彼は拳銃を持っているのを警察官に見つかり,射殺されるのです。

まずは,サライェヴォ事件の背景から整理して置きましょう。

20世紀初めに青年トルコ革命が起こり,オスマン帝国が混乱すると,それを利用してブルガリアが独立し,オーストリアがオスマン帝国領のボスニア・ヘルツェゴヴィナを併合しました。

ボスニア・ヘルツェゴヴィナに隣接するセルビアは併合を狙っていましたから,オーストリアに反発しました。

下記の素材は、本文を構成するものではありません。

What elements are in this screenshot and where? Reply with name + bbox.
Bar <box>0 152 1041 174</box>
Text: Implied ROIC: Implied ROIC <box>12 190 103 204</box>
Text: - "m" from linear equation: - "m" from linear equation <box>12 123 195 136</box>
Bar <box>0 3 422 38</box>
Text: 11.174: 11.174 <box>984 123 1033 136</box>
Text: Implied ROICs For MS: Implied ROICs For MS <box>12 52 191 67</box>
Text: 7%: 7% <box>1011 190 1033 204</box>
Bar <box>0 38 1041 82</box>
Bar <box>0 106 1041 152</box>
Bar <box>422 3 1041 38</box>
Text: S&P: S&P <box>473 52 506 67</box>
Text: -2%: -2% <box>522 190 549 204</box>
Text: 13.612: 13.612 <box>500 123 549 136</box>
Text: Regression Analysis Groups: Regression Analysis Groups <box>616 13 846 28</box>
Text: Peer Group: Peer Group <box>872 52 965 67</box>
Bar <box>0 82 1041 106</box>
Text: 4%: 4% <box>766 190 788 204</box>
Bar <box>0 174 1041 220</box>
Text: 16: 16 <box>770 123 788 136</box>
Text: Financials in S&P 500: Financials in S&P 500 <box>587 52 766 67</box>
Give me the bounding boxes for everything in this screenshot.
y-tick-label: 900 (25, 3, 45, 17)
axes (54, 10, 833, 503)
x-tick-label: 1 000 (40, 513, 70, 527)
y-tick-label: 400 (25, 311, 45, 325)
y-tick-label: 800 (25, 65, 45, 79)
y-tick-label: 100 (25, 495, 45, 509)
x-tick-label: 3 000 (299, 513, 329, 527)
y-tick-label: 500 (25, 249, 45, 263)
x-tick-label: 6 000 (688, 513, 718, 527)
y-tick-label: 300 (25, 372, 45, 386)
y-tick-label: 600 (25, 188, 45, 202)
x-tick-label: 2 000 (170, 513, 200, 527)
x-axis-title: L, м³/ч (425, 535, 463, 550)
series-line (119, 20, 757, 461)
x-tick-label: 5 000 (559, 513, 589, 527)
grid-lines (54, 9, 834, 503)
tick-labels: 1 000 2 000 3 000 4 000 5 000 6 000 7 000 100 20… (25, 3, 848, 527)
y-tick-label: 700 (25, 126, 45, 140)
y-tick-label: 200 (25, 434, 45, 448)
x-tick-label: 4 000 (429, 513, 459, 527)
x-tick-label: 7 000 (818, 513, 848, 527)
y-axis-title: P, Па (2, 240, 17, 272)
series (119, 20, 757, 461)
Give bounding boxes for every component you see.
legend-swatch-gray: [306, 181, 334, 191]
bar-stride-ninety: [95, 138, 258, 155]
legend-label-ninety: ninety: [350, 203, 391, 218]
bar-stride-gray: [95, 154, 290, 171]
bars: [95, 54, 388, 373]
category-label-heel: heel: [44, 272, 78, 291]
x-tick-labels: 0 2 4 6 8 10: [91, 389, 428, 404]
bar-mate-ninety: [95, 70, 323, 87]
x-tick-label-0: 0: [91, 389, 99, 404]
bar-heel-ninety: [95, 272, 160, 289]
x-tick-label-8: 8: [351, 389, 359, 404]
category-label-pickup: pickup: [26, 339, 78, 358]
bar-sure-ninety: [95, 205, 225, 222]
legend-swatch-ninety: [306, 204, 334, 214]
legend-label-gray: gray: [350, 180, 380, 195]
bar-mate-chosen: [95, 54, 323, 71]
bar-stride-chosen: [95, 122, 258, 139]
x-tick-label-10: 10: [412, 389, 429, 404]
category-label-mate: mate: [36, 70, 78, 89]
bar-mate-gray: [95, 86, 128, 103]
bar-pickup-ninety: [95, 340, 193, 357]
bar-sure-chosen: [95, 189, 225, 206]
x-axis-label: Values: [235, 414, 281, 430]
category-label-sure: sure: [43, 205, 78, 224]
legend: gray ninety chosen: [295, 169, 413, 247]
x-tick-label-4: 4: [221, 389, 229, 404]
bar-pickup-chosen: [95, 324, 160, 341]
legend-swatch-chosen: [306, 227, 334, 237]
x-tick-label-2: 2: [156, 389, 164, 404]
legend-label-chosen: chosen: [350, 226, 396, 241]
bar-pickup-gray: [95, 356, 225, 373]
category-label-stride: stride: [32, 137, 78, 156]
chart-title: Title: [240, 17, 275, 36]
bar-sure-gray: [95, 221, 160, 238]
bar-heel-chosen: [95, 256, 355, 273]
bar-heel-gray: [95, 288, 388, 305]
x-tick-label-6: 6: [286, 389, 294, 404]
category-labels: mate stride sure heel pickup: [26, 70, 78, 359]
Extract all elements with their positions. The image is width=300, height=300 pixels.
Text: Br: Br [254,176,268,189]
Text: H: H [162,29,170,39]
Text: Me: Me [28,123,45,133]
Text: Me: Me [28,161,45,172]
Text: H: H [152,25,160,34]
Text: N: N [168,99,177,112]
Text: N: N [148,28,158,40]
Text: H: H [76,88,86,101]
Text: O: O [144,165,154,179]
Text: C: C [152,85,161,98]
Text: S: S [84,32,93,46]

このような情勢のもと,ロシアはオーストリアに対抗させるため,バルカン半島のセルビア・モンテネグロ・ブルガリア・ルーマニアバルカン同盟を作らせたのです。

ところが,バルカン同盟諸国はロシアの意図とは違って,混乱しているオスマン帝国に目を向けました。そしてバルカン同盟とオスマン帝国の第1次バルカン戦争を起こしました。

バルカン同盟諸国は勝利して,バルカン半島のオスマン帝国領を奪いました。しかし,ブルガリアが多くの領土をとったので,他のバルカン同盟諸国と対立し,第2次バルカン戦争が起こったのです。

この戦争は,セルビア・モンテネグロ・ギリシアにトルコやルーマニアも参戦してブルガリアの敗北で終わりました。するとブルガリアはスラブ系の国家でありながら,ドイツ・オーストリアに接近したのです。

こうしてバルカン半島は,オーストリア・ロシアの帝国主義国の対立,スラブ対ゲルマンの民族対立,さらにそれだけでは割り切れない,ブルガリアのようにスラブ系でありながらゲルマン側に接近する小国のナショナリズムが錯綜して,「ヨーロッパの火薬庫」と呼ばれました。

そして,ボスニアで,「火薬庫」に火をつけたのがサライェヴォ事件でした。

1914年6月28日,オーストリアの帝位継承者フランツ・フェルディナントとその妻ゾフィーがセルビア青年ガヴリロ・プリンチップによって暗殺されたのです。

当時ヨーロッパの国際関係では,ドイツ・オーストリア・イタリアの三国同盟イギリス・フランス・ロシアの三国協商勢力均衡が成立していました。

勢力均衡は力のバランスが保たれている限り,戦争は起こりません。しかし,どこかで争いが起こるとすべてを巻きこむ危険性をはらんでいます。

バルカン半島で,サライェヴォ事件から1か月後,オーストリアとセルビアの間で戦争が起こると,この同盟関係によって世界戦争となったのです。